“Eras have their surfaces”, writes the German historian Karl Schlögel. “They can be smooth or rough. They can disappear or dissolve. You can make yourself felt. What wrapping paper was and what it meant is only understood now that it has disappeared…into the tide of plastic bags.
Even when dealing with ordinary people rather than great statesmen, we tend to see history as a tale of wars and laws filled with hard facts: 13 million unemployed, 40 million starving . But it’s also about how people experienced these things and how they felt about them, and the myriad of places, objects and habits that make up what Professor Schlögel describes in his forthcoming book The Soviet Century: Archeology of a Lost World called “lifeworld”. ”. It’s a sort of montage of crude wrapping paper, dusty museums and lilac eau de parfum. It also alludes to what’s missing – the lost sounds of the early morning doorbell announcing that your house would be searched; turning a key in a cell lock.
With striking parallels to Russia 1985-1999: TraumaZone, the new documentary series from director Adam Curtis, is drawn from thousands of hours filmed by BBC news crews before and after the collapse of the Soviet Union. We see scientists entering Chernobyl in suits they cobbled together out of plastic and duct tape; the body of a young woman killed during the repression of pro-independence demonstrations in Tbilisi; and a phone call to KGB generals, who assure viewers that they keep no files on individuals – underscoring both the impact and the limits of glasnost. But we also see a cake factory in Moscow and doctors taking a villager to a psychiatric ward. The few people looking at the camera are not experts, but ordinary citizens: “Where did it all go? We were well into the 50s and 60s! said a woman angrily. Another garish wallpaper notes that she “used to dream, make plans, but nothing worked out…I won’t dream anymore…I don’t believe in anything or anyone.” The series is subtitled What it’s like to experience the collapse of communism and democracy.
These works do not seek the objectivity that we associate with academic tomes and sophisticated programs of facts, but rather subjectivity. They convey an understanding of what it was like to live through the Soviet Union and its collapse, as Belarusian Nobel laureate Svetlana Alexievich did in her extraordinary polyphonic oral history Second-hand Time. A chronicle that’s told not from state offices, but from kitchens where onions grow in old mayonnaise jars – and it’s “a story of feelings”, as one reviewer put it. “I don’t ask people about socialism, I want to know about love, jealousy, childhood, old age. Music, dances, hairstyles,” writes the author. “Only in this way can catastrophe be chased away within the contours of the ordinary. »

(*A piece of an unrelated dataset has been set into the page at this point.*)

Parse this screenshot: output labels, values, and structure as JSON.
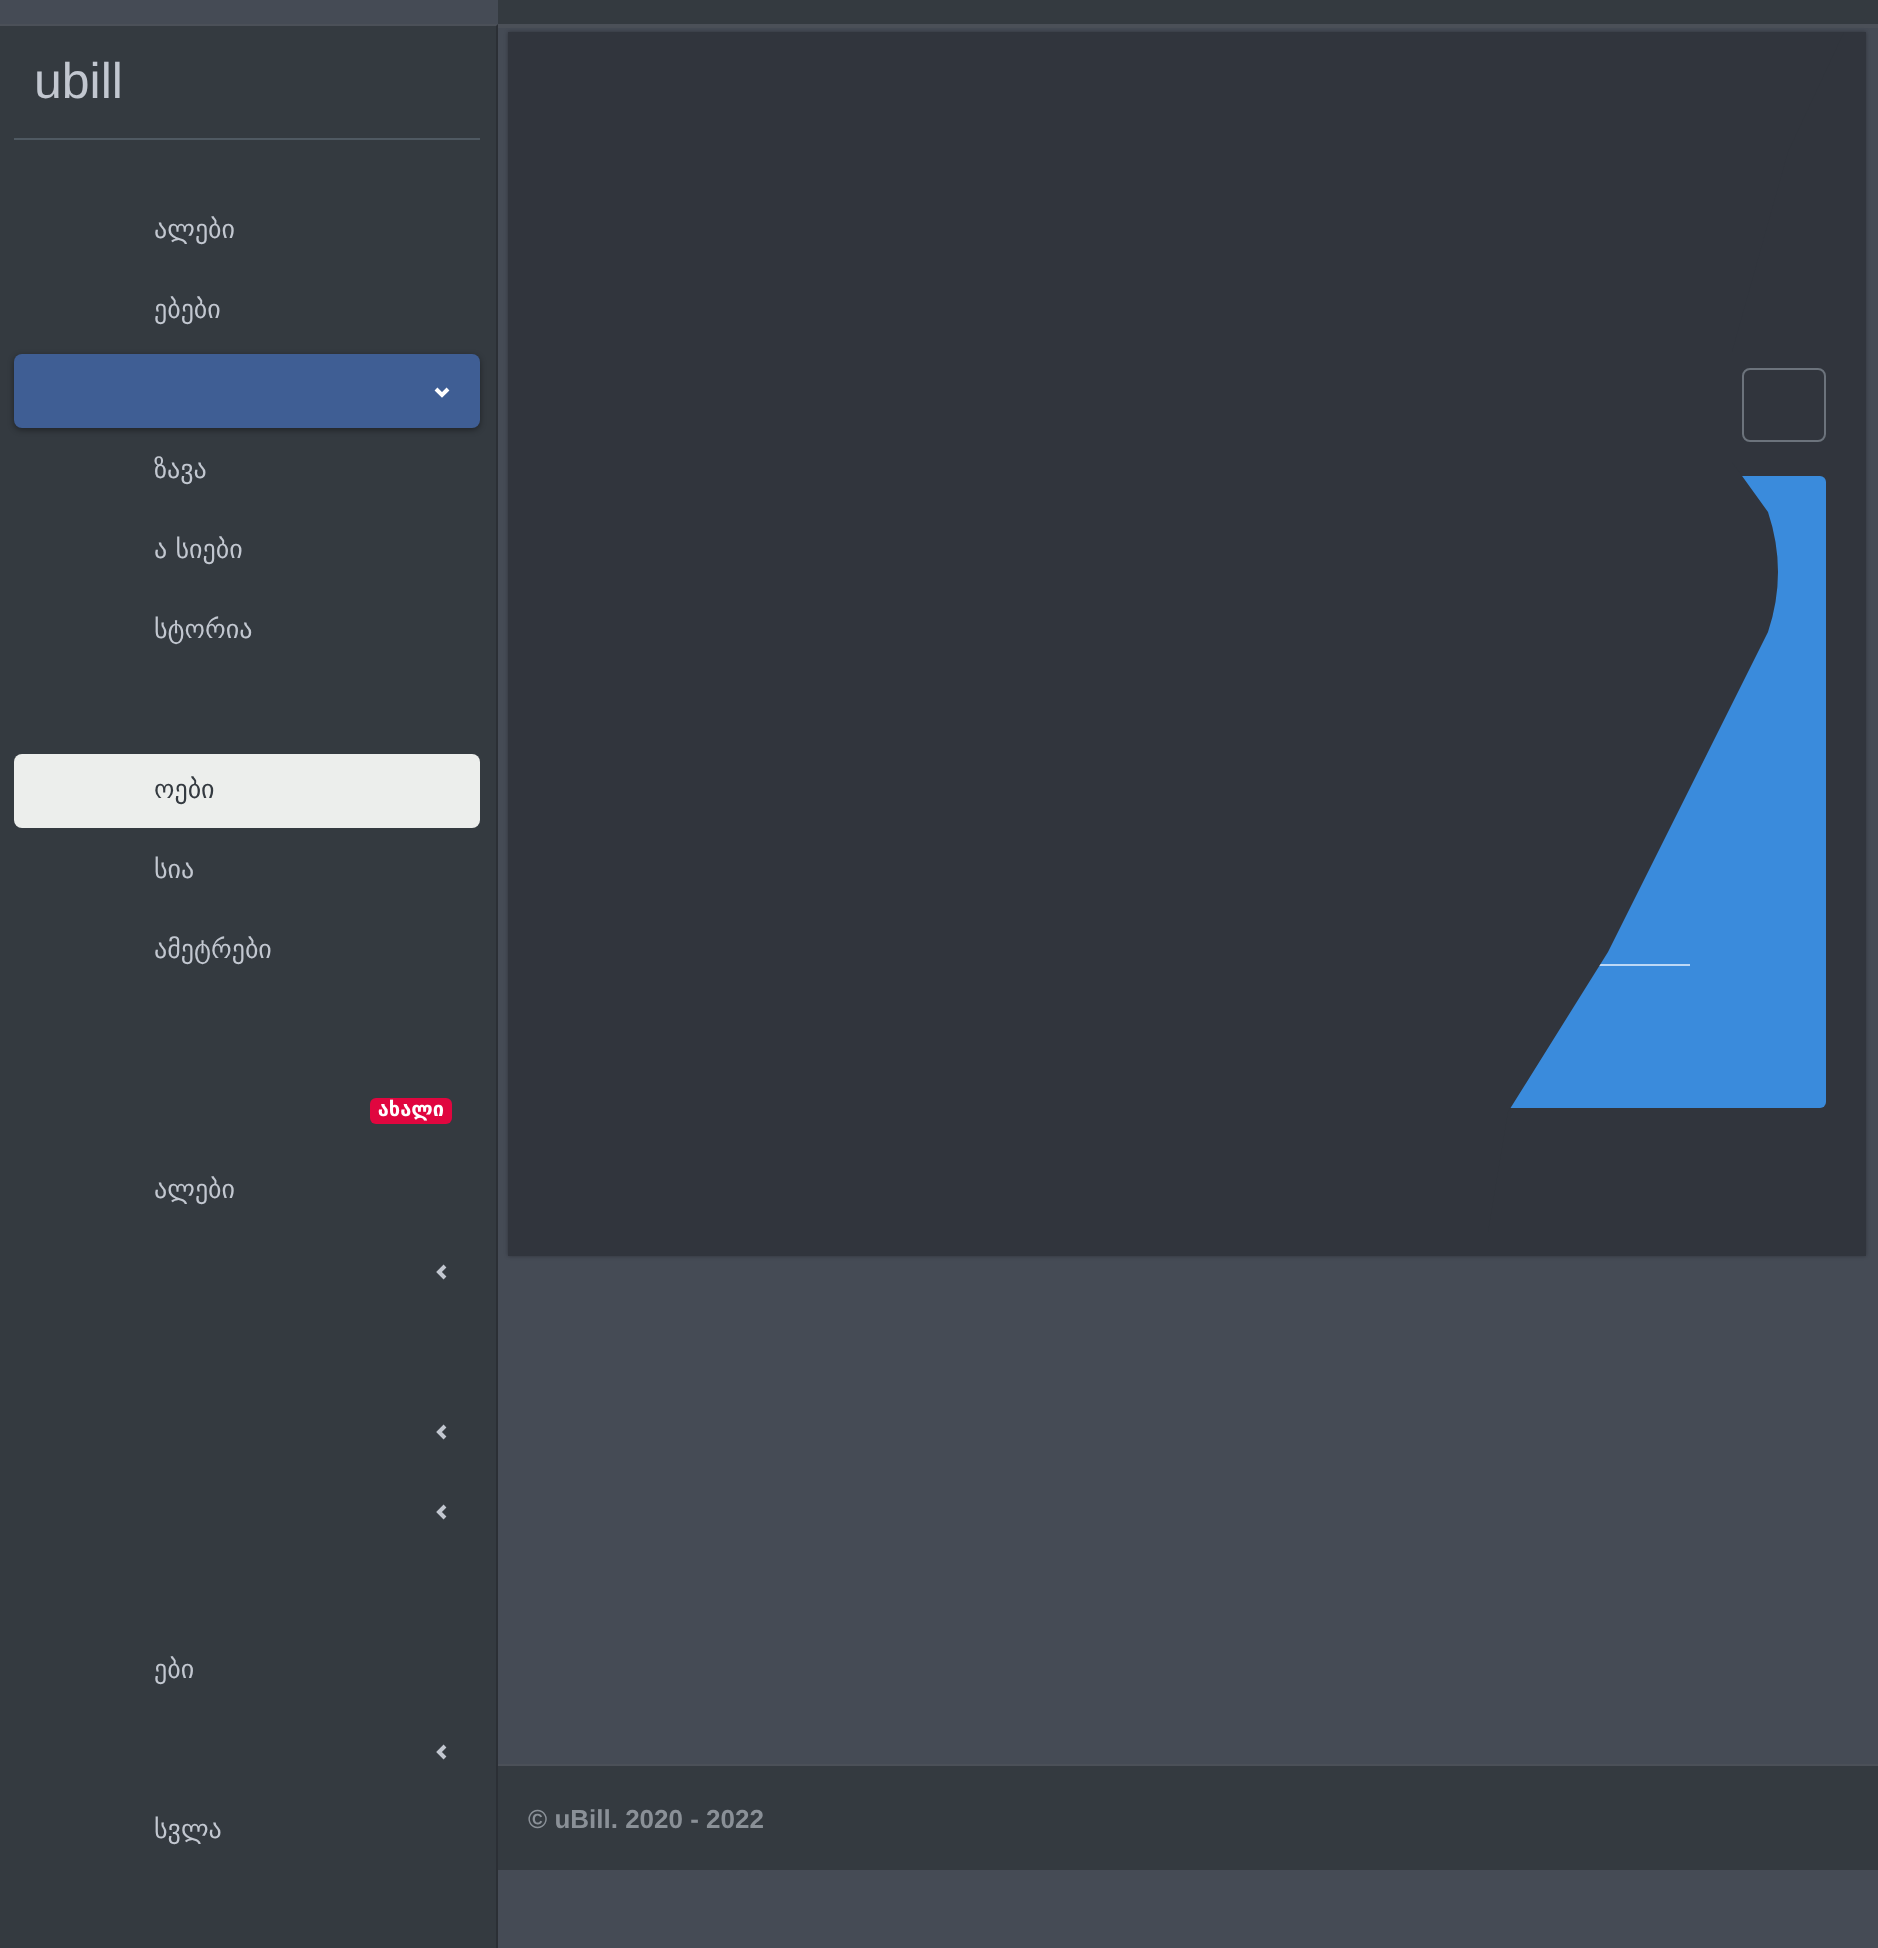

Dictators understand the importance of feelings: why else would they need personality cults or propaganda operations? Professor Schlögel, who began work on his project in 2014, prompted by Vladimir Putin’s annexation of Crimea, writes of how political leaders maintained their own power by “confronting post-imperial phantom pains, nostalgic longings and the fear of exploited loss”. social status to pursue an aggressive policy that does not exclude war against neighboring states. Material and emotional experience is how we encounter the world – and also shape it.